Die Klägerin begehrte zuletzt den Zuspruch von (der Höhe nach unstrittigen) 3.431,61 EUR brutto samt 11,19 % Zinsen ab 1. 8. 2007. Sie sei vom 4. 8. 1981 bis 20. 1. 1983 sowie vom 21. 2. 1983 bis 3. 7. 1983 und vom 1. 3. 1987 bis 10. 3. 1991 in Ungarn als Krankenschwester beschäftigt gewesen. Gemäß § 14 Abs 1 DO, der europarechtskonform auszulegen sei, sei ihr diese Vordienstzeit, die ihr von der Beklagten für die Vorrückung sowie für den Erholungsurlaub nur im halben Ausmaß angerechnet worden sei, zur Gänze anzurechnen. Auf der Grundlage dieser Anrechnung und der dadurch bewirkten Einstufung errechne sich für jenen Zeitraum in dem Verjährung noch nicht eingetreten sei, die begehrte Nachzahlung.

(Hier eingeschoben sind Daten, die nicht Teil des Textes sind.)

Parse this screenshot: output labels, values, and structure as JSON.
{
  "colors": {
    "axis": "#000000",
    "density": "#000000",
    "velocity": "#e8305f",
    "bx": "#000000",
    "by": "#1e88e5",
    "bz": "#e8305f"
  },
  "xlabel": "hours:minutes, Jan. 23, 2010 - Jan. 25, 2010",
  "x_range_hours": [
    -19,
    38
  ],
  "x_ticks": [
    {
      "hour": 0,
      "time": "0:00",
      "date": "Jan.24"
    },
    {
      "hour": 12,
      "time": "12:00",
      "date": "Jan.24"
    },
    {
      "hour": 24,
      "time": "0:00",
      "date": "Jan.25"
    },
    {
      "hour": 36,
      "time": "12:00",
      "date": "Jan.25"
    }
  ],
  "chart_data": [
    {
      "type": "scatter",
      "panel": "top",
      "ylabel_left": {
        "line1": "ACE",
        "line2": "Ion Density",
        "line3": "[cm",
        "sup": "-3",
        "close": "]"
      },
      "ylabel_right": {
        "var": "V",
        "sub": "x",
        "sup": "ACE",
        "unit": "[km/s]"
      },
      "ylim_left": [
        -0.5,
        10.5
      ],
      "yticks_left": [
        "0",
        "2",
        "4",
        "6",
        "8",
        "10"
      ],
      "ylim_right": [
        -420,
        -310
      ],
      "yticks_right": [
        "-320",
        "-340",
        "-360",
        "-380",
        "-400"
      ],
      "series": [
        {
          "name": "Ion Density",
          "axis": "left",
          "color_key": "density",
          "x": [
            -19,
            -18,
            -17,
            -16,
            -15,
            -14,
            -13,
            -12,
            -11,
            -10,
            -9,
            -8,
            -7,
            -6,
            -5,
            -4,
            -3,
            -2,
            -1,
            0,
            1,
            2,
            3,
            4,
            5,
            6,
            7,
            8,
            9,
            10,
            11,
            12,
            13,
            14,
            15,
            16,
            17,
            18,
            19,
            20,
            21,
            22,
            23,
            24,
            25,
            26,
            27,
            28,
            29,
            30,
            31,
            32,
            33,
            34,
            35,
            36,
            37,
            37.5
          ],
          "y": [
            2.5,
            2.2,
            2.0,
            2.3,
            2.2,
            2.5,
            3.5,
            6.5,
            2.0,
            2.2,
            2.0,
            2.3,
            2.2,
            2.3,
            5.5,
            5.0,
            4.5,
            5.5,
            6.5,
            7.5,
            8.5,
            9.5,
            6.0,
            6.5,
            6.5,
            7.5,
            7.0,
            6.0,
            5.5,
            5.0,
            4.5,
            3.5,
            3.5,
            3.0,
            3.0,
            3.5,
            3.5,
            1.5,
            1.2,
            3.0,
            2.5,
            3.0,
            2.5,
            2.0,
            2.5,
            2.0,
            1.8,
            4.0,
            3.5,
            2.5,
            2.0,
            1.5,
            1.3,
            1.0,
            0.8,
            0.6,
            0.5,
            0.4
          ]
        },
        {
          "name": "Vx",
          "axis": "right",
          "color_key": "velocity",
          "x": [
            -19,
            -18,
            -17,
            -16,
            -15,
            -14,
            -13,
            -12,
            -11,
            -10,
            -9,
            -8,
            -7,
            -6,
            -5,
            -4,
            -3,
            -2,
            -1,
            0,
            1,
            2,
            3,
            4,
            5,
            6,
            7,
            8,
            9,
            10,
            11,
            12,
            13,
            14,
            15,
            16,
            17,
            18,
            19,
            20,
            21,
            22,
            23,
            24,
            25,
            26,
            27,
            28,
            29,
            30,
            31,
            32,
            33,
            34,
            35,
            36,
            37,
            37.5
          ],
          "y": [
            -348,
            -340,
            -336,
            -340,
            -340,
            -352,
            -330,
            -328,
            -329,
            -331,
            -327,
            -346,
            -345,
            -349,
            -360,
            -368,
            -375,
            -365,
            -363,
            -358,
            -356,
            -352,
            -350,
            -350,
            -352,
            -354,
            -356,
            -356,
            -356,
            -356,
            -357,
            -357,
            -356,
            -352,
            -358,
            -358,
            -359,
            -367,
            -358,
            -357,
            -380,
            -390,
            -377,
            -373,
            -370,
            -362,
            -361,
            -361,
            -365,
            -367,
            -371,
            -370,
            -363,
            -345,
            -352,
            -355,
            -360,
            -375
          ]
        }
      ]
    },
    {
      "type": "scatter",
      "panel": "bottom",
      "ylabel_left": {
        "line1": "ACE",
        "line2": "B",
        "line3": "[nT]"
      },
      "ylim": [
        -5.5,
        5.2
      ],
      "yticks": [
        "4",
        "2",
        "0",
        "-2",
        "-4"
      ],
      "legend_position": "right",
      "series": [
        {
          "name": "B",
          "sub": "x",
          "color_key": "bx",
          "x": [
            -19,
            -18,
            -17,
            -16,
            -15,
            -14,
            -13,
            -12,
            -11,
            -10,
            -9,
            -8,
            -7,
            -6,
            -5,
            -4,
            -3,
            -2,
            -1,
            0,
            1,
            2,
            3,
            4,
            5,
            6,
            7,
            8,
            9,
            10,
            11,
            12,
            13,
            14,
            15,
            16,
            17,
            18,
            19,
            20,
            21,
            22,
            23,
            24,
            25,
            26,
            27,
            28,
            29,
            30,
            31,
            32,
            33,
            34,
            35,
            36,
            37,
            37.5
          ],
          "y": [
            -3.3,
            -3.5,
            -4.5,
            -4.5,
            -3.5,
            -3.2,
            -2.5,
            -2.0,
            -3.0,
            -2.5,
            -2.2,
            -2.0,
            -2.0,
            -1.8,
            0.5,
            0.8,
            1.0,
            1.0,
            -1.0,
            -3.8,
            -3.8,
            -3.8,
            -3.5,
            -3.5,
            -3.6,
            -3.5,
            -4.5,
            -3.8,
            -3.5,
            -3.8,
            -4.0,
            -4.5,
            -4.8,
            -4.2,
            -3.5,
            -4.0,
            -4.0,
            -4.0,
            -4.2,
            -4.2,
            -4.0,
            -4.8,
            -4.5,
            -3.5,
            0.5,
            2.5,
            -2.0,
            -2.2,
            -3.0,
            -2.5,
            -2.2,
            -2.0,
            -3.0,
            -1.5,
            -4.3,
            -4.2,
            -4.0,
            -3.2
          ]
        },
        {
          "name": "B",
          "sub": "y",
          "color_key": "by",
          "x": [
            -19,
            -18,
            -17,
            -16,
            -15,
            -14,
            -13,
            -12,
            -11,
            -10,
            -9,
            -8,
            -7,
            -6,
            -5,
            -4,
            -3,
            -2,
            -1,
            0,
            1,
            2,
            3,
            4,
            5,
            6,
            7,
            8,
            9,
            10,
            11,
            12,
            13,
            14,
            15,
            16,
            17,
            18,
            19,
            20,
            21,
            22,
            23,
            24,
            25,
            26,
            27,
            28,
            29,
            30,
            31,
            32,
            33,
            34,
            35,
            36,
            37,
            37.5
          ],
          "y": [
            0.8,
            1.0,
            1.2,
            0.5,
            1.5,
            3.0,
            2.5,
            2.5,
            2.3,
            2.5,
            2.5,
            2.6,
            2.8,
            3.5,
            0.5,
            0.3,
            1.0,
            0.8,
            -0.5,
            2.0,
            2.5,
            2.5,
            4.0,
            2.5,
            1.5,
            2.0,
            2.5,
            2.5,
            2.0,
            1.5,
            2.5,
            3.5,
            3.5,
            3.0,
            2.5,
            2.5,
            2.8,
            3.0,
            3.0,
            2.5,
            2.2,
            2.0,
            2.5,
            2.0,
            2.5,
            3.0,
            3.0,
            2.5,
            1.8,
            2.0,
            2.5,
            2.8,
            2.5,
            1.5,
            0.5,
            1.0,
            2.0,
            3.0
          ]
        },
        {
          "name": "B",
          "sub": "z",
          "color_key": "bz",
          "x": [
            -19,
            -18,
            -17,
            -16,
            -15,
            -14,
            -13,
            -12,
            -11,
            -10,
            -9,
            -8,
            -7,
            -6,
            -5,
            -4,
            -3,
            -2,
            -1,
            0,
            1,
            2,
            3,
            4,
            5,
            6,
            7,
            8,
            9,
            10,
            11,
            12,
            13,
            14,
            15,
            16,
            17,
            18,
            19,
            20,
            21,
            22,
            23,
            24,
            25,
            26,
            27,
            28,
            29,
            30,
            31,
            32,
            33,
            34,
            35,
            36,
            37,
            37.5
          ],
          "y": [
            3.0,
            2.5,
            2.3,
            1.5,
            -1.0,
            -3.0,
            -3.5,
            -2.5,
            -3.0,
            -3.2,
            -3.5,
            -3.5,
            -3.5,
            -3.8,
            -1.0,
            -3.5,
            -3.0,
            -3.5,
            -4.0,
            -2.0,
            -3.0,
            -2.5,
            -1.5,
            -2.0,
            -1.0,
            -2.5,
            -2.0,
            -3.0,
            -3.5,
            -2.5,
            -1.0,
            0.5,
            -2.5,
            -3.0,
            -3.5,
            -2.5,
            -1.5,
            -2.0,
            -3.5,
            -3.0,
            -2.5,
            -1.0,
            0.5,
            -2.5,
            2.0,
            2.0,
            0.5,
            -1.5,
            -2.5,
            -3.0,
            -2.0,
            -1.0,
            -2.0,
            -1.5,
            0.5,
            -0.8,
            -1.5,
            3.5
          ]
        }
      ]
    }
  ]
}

Die Beklagte beantragte Klageabweisung. § 14 Abs 1 Z 1 DO normiere die Anrechnung von Zeiten, die in einem Dienstverhältnis zu einer inländischen Gebietskörperschaft zurückgelegt worden seien. Diese Bestimmung müsse verfassungskonform dahin interpretiert werden, dass sie sich nur auf Tätigkeiten im Rahmen der Hoheitsverwaltung beziehe. Sie komme daher auf die Klägerin nicht zur Anwendung. Überdies seien Tätigkeiten in staatlichen Einrichtungen, die von einer oder mehreren Gebietskörperschaften betrieben werden, nicht mit Tätigkeiten in der Gebietskörperschaft selbst gleichzusetzen. Entgegen der von der Klägerin vertretenen Auffassung sei nicht jede im ehemaligen „Ostblock" zugebrachte Dienstzeit als Vordienstzeit anzurechnen. Diese Auffassung würde zu einer sachlich nicht zu rechtfertigenden Begünstigung von Wanderarbeitnehmern aus dem ehemaligen „Ostblock" führen. Nicht bei Gebietskörperschaften oder vergleichbaren Einrichtungen zurückgelegte Dienstzeiten seien weder Inländern noch Wanderarbeitnehmern anzurechnen.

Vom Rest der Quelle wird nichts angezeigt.